Imagine this: You are a doctor or a nurse in a developing country serving a community with a high rate of tuberculosis (TB). After taking a patient’s medical history and conducting a comprehensive physical examination that reveals the patient has TB, you prescribe a course of medication. You counsel the patient on why it is important to maintain a daily routine of taking the medicine. But you know that after the patient leaves the room, there is a good chance that they will not come back.
This is a reality in countries across the Global South. Even though doctors routinely advise patients with TB on the importance of following the prescribed regimen, many of them do not complete the treatment plan, which can last up to six months.
When patients stop taking TB medication, they risk developing multidrug-resistant TB, which is difficult and expensive to treat. In 2016, the median cost of treating a single patient in a developing country with drug-resistant TB was $9,529, and treatment could last for up to two years. New and shorter regimens of 9–12 months exist, costing up to $1,000 per person, but maintaining patient compliance for such long periods presents additional challenges.
While treating those who have already developed multidrug-resistant disease and its complications is important, it is far cheaper and safer to catch patients early in the process. In India, for example, non-resistant TB can be treated for as little as $50.
It is not that these patients do not care about their health.
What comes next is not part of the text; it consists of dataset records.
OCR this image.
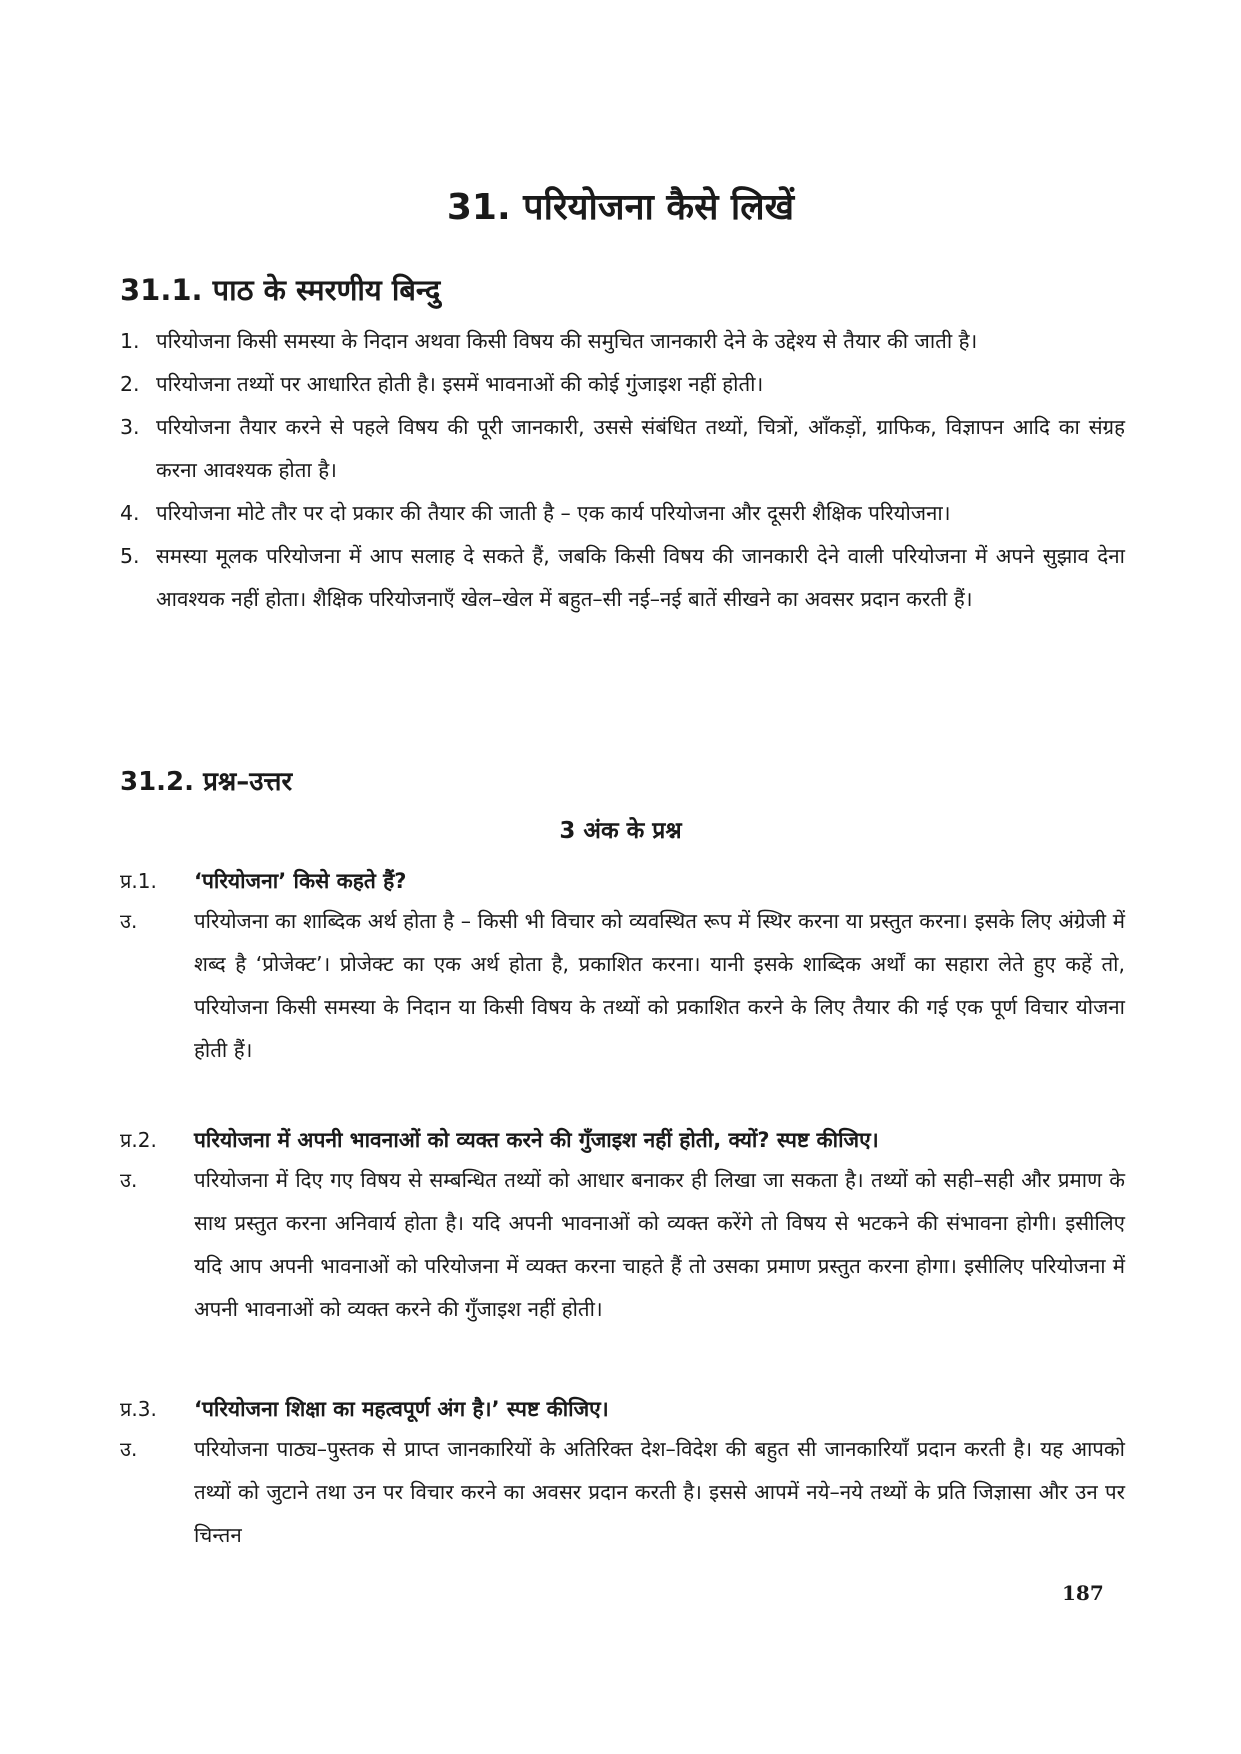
31. परियोजना कैसे लिखें
31.1. पाठ के स्मरणीय बिन्दु
1. परियोजना किसी समस्या के निदान अथवा किसी विषय की समुचित जानकारी देने के उद्देश्य से तैयार की जाती है।
2. परियोजना तथ्यों पर आधारित होती है। इसमें भावनाओं की कोई गुंजाइश नहीं होती।
3. परियोजना तैयार करने से पहले विषय की पूरी जानकारी, उससे संबंधित तथ्यों, चित्रों, आँकड़ों, ग्राफिक, विज्ञापन आदि का संग्रह करना आवश्यक होता है।
4. परियोजना मोटे तौर पर दो प्रकार की तैयार की जाती है – एक कार्य परियोजना और दूसरी शैक्षिक परियोजना।
5. समस्या मूलक परियोजना में आप सलाह दे सकते हैं, जबकि किसी विषय की जानकारी देने वाली परियोजना में अपने सुझाव देना आवश्यक नहीं होता। शैक्षिक परियोजनाएँ खेल–खेल में बहुत–सी नई–नई बातें सीखने का अवसर प्रदान करती हैं।
31.2. प्रश्न–उत्तर
3 अंक के प्रश्न
प्र.1.	‘परियोजना’ किसे कहते हैं?
उ.	परियोजना का शाब्दिक अर्थ होता है – किसी भी विचार को व्यवस्थित रूप में स्थिर करना या प्रस्तुत करना। इसके लिए अंग्रेजी में शब्द है ‘प्रोजेक्ट’। प्रोजेक्ट का एक अर्थ होता है, प्रकाशित करना। यानी इसके शाब्दिक अर्थों का सहारा लेते हुए कहें तो, परियोजना किसी समस्या के निदान या किसी विषय के तथ्यों को प्रकाशित करने के लिए तैयार की गई एक पूर्ण विचार योजना होती हैं।
प्र.2.	परियोजना में अपनी भावनाओं को व्यक्त करने की गुँजाइश नहीं होती, क्यों? स्पष्ट कीजिए।
उ.	परियोजना में दिए गए विषय से सम्बन्धित तथ्यों को आधार बनाकर ही लिखा जा सकता है। तथ्यों को सही–सही और प्रमाण के साथ प्रस्तुत करना अनिवार्य होता है। यदि अपनी भावनाओं को व्यक्त करेंगे तो विषय से भटकने की संभावना होगी। इसीलिए यदि आप अपनी भावनाओं को परियोजना में व्यक्त करना चाहते हैं तो उसका प्रमाण प्रस्तुत करना होगा। इसीलिए परियोजना में अपनी भावनाओं को व्यक्त करने की गुँजाइश नहीं होती।
प्र.3.	‘परियोजना शिक्षा का महत्वपूर्ण अंग है।’ स्पष्ट कीजिए।
उ.	परियोजना पाठ्य–पुस्तक से प्राप्त जानकारियों के अतिरिक्त देश–विदेश की बहुत सी जानकारियाँ प्रदान करती है। यह आपको तथ्यों को जुटाने तथा उन पर विचार करने का अवसर प्रदान करती है। इससे आपमें नये–नये तथ्यों के प्रति जिज्ञासा और उन पर चिन्तन
187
Rather, they are saddled with economic constraints. Tuberculosis may be caused by a stubborn bacterium, but it is poverty that sustains it. The disease is more prevalent in people who wake up to an empty stomach every day and must earn their way to an evening meal. Treatment often means traveling long distances to a clinic and giving up a day’s wages.
For far too long, donor agencies and international health organizations have ignored the context for why people act the way they do. They focus on medical solutions—such as improved drugs and stricter regimens, or more investment in laboratory solutions.
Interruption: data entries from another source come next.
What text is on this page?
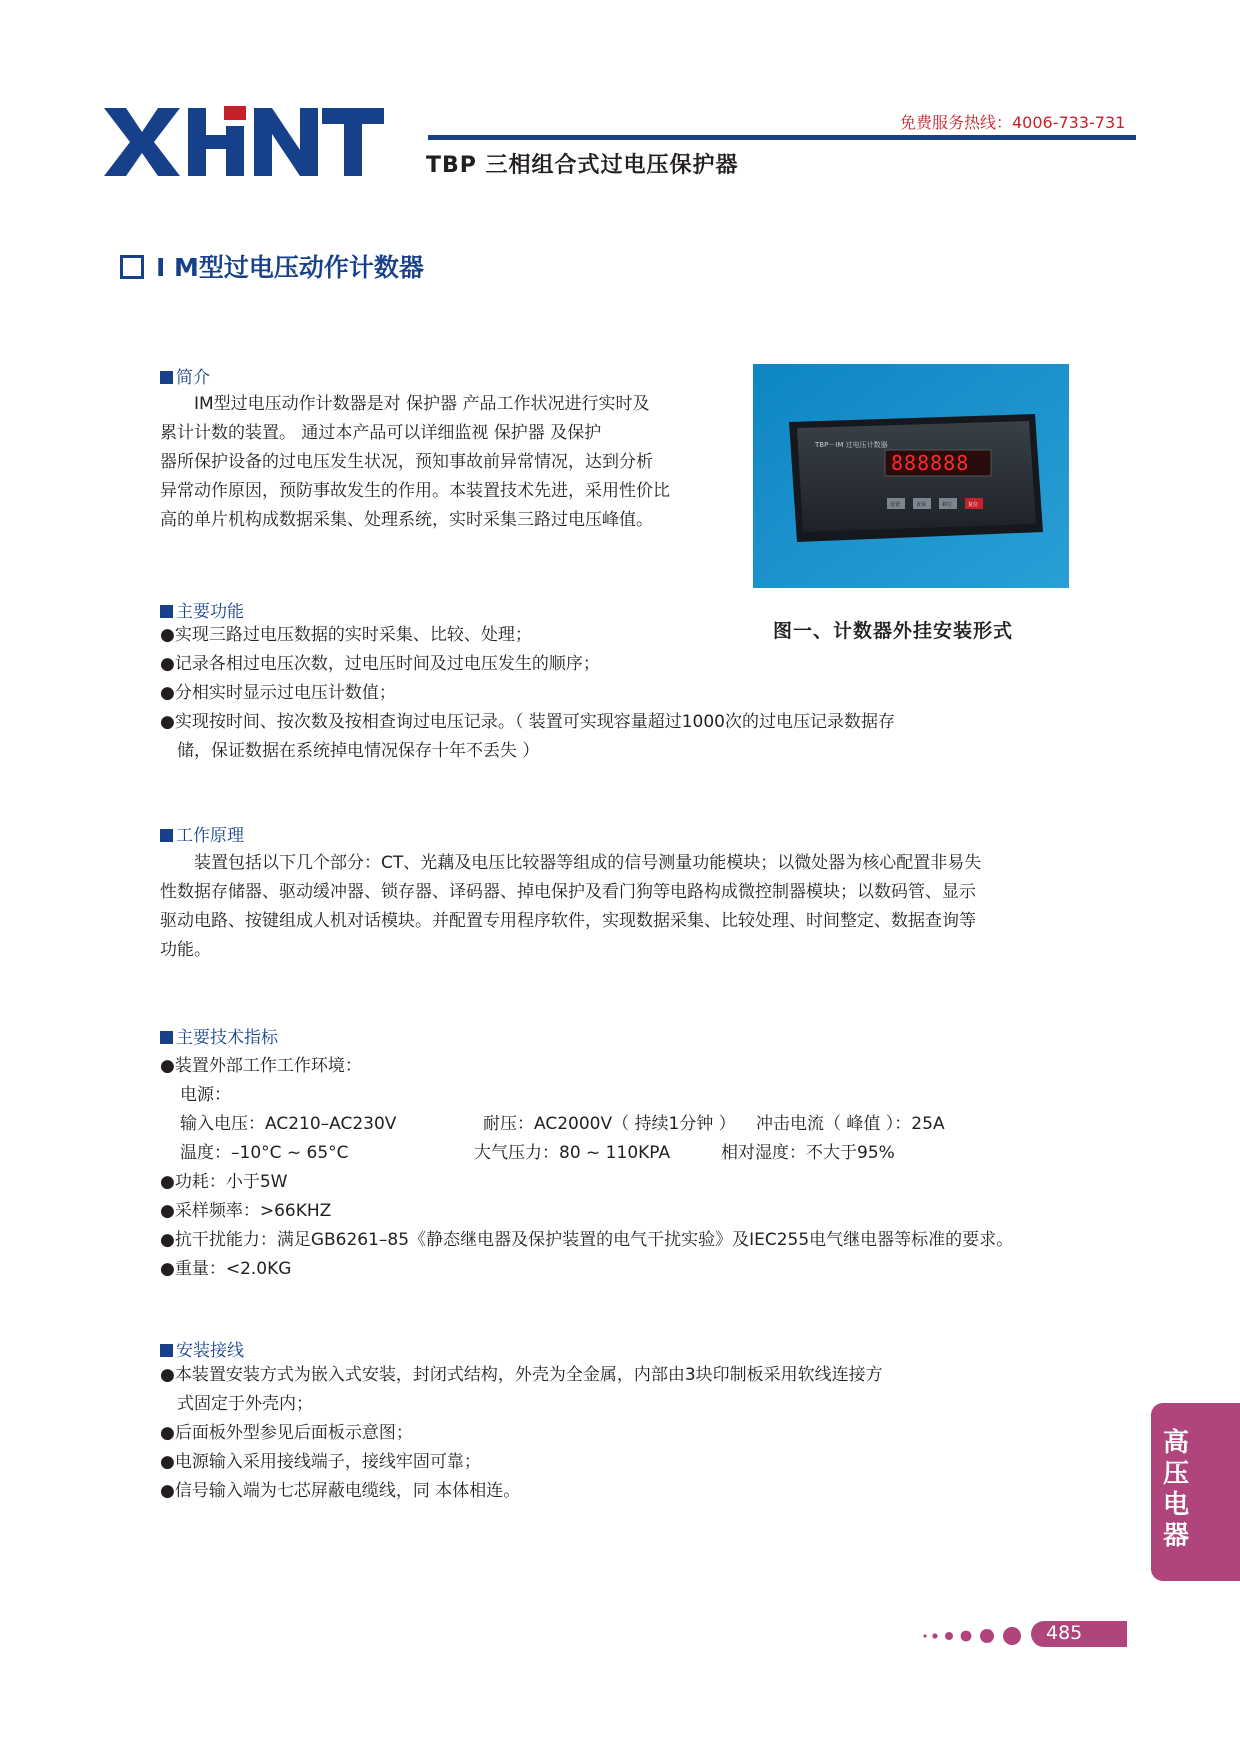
免费服务热线：4006-733-731
TBP 三相组合式过电压保护器
I M型过电压动作计数器
简介
　　IM型过电压动作计数器是对 保护器 产品工作状况进行实时及
累计计数的装置。 通过本产品可以详细监视 保护器 及保护
器所保护设备的过电压发生状况，预知事故前异常情况，达到分析
异常动作原因，预防事故发生的作用。本装置技术先进，采用性价比
高的单片机构成数据采集、处理系统，实时采集三路过电压峰值。
TBP－IM 过电压计数器
888888
设置	查询	移位	复位
图一、计数器外挂安装形式
主要功能
●实现三路过电压数据的实时采集、比较、处理；
●记录各相过电压次数，过电压时间及过电压发生的顺序；
●分相实时显示过电压计数值；
●实现按时间、按次数及按相查询过电压记录。（ 装置可实现容量超过1000次的过电压记录数据存
　储，保证数据在系统掉电情况保存十年不丢失 ）
工作原理
　　装置包括以下几个部分：CT、光藕及电压比较器等组成的信号测量功能模块；以微处器为核心配置非易失
性数据存储器、驱动缓冲器、锁存器、译码器、掉电保护及看门狗等电路构成微控制器模块；以数码管、显示
驱动电路、按键组成人机对话模块。并配置专用程序软件，实现数据采集、比较处理、时间整定、数据查询等
功能。
主要技术指标
●装置外部工作工作环境：
电源：
输入电压：AC210–AC230V	耐压：AC2000V（ 持续1分钟 ） 冲击电流（ 峰值 ）：25A
温度：–10°C ~ 65°C	大气压力：80 ~ 110KPA	相对湿度：不大于95%
●功耗：小于5W
●采样频率：>66KHZ
●抗干扰能力：满足GB6261–85《静态继电器及保护装置的电气干扰实验》及IEC255电气继电器等标准的要求。
●重量：<2.0KG
安装接线
●本装置安装方式为嵌入式安装，封闭式结构，外壳为全金属，内部由3块印制板采用软线连接方
　式固定于外壳内；
●后面板外型参见后面板示意图；
●电源输入采用接线端子，接线牢固可靠；
●信号输入端为七芯屏蔽电缆线，同 本体相连。
高压电器
485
But the answer may lie outside the medical world, in the creative thinking of the technology industry in addressing “pain points” that make consumers less than happy with a particular device. Case in point: In 2016, Apple released the iPhone 7, and removed the headphone jack. Many financial analysts at the time argued that this would turn off buyers. The opposite happened: iPhone 7 sales helped Apple reclaim the top spot in the global smartphone market. What the financial pundits did not understand was that Apple was addressing an existing pain point. Apple recognized that customers wanted a sleeker phone. Instead of trying to figure out how to narrow the headphone jack, Apple’s designers simply removed it, and that worked.
This concept of removing components that were previously considered necessary derives from a concept known as “design thinking.” Businesses and technology companies around the world use this approach to address the pain points they face in the consumer market. If we apply this same thinking to patient compliance in developing countries, we can find practical solutions.
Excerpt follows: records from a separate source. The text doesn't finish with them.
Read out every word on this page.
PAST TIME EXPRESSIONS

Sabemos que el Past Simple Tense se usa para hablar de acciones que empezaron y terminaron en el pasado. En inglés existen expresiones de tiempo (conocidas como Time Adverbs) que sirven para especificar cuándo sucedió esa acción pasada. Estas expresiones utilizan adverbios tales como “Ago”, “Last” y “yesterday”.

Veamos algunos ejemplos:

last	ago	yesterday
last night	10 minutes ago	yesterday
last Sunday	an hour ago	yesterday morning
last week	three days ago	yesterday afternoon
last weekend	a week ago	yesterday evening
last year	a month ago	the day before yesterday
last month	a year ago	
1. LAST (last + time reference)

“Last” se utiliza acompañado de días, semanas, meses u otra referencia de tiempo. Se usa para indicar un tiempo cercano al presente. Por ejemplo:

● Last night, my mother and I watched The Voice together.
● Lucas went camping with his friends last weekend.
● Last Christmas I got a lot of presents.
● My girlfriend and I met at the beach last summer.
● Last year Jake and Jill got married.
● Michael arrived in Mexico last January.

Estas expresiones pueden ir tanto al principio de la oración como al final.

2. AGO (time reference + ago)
One simple and highly effective method is incentivizing patient compliance. This can be done through conditional cash transfers, a policy commonly used in many other global health projects. In conditional cash transfers, money is paid to a patient on the condition that he or she behaves in a particular way—such as complying with the treatment plan. Indeed, conditional cash transfers would make it easier for patients to continue treatment since financial strain is a primary reason they are non-compliant in the first place.
A recent study from India demonstrated the efficiency of using this incentive in implementing policies that have historically low uptakes. The investigation reported significant increase in childhood immunization rates and in better reproductive health behaviors such as choosing to deliver babies at a hospital. Recently, researchers from Brazil investigated the effect of using cash transfer programs for TB, and reported reduction in incidence and improved response to treatment.
In global health policy, we need creative thinking and innovative solutions to address a disease that has kept vulnerable populations in lifelong poverty for centuries. We can treat more patients with the same money if we find ways to prevent drug-resistant TB.
We may not always have the best solutions, but if we think like Apple, perhaps we can change the problem.